A strength of this study lies in its in-depth methodology and approach that allowed participants to voice their experiences, which are seldom heard voices in empirical research. In analyzing the experiences of families of which the members were interviewed together, the analysis allowed for a comprehensive overview of how these participants experienced posttraumatic growth, both individually and as a family unit.

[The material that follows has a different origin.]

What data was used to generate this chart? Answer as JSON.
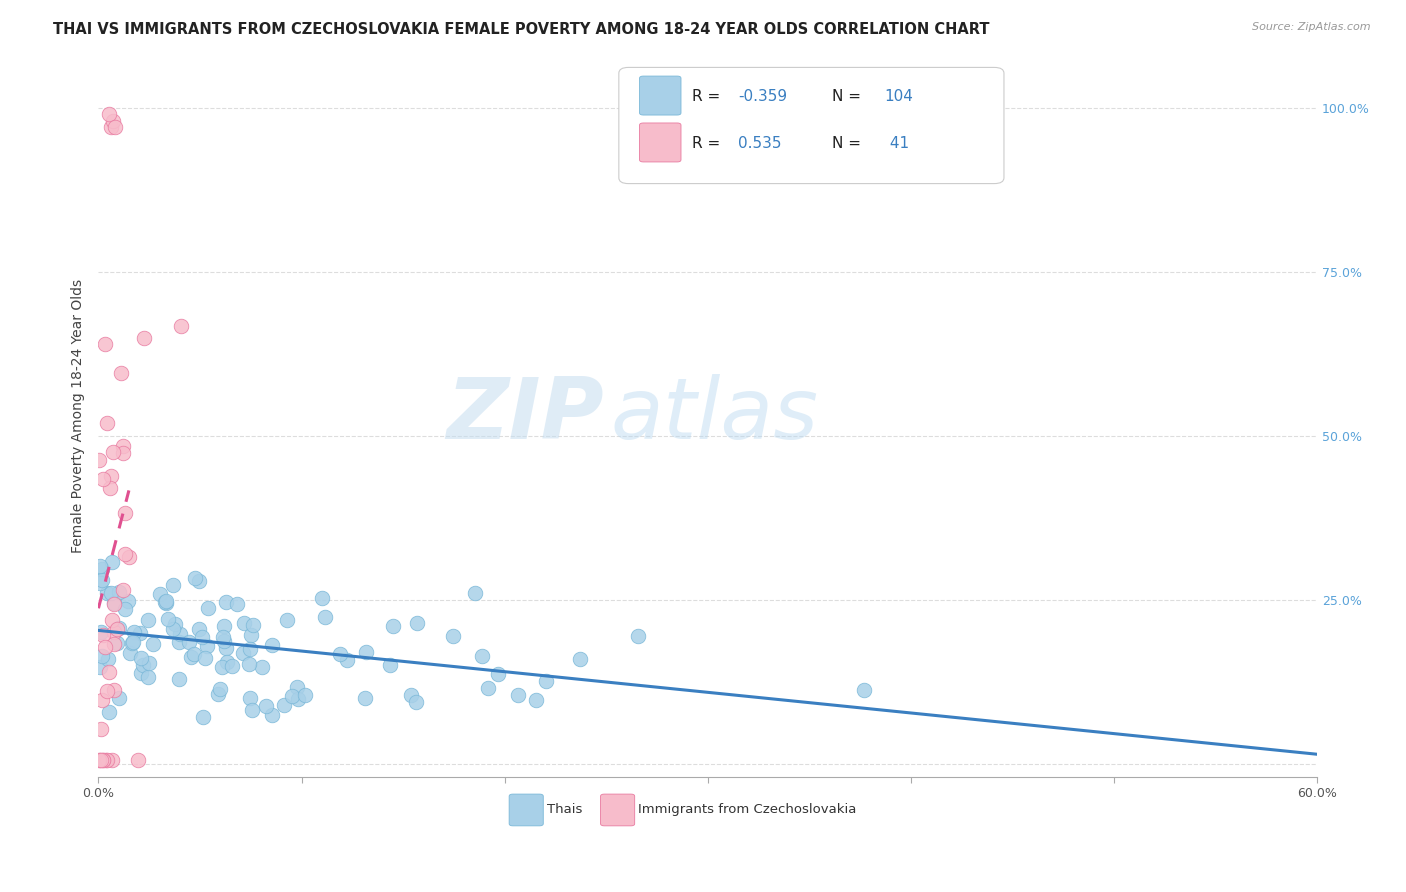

This study included a purposive sample, and all participants were white Irish in a similar urban socio-economic position. Future directions for this research may benefit from a more culturally diverse sample to address any potential differences that were not identified. Future studies could also look to explore intersectionality of experiences with addiction while experiencing social exclusion, considering groups such as the traveler community and other ethnic minority groups. This study included DRDs due to accidental overdose and death by suicide. Researchers should consider the possibility of comparing bereavement experiences and healing trajectories among those who are bereaved from accidental overdose death, intentional overdose death, and other drug-related causes of death, and whether grief and health outcomes differ in a considerable manner. Finally, future research could investigate individuals’ and families’ experiences of posttraumatic growth in more discrete–and narrower–post-death time intervals, as the participants in this study represented a broad range of years since the death of their loved one.

There is a need for targeted supports to help those bereaved by DRDs, not only in the immediate aftermath of the death but as an ongoing support structure to facilitate adjustment. Services could implement bereavement screening to ascertain the specific psychosocial needs of families grieving DRDs. These could be coupled with information sessions where participants are provided with an opportunity to understand the nature of group support and how the sessions are facilitated. Specialized interventions are warranted to help those dealing with complex, disenfranchized grief reactions.

Disclosure statement

With respect to the above-named paper submitted to Death Studies, the authors wish to confirm that the publication has been approved by all coauthors, and authors have no conflicts of interest.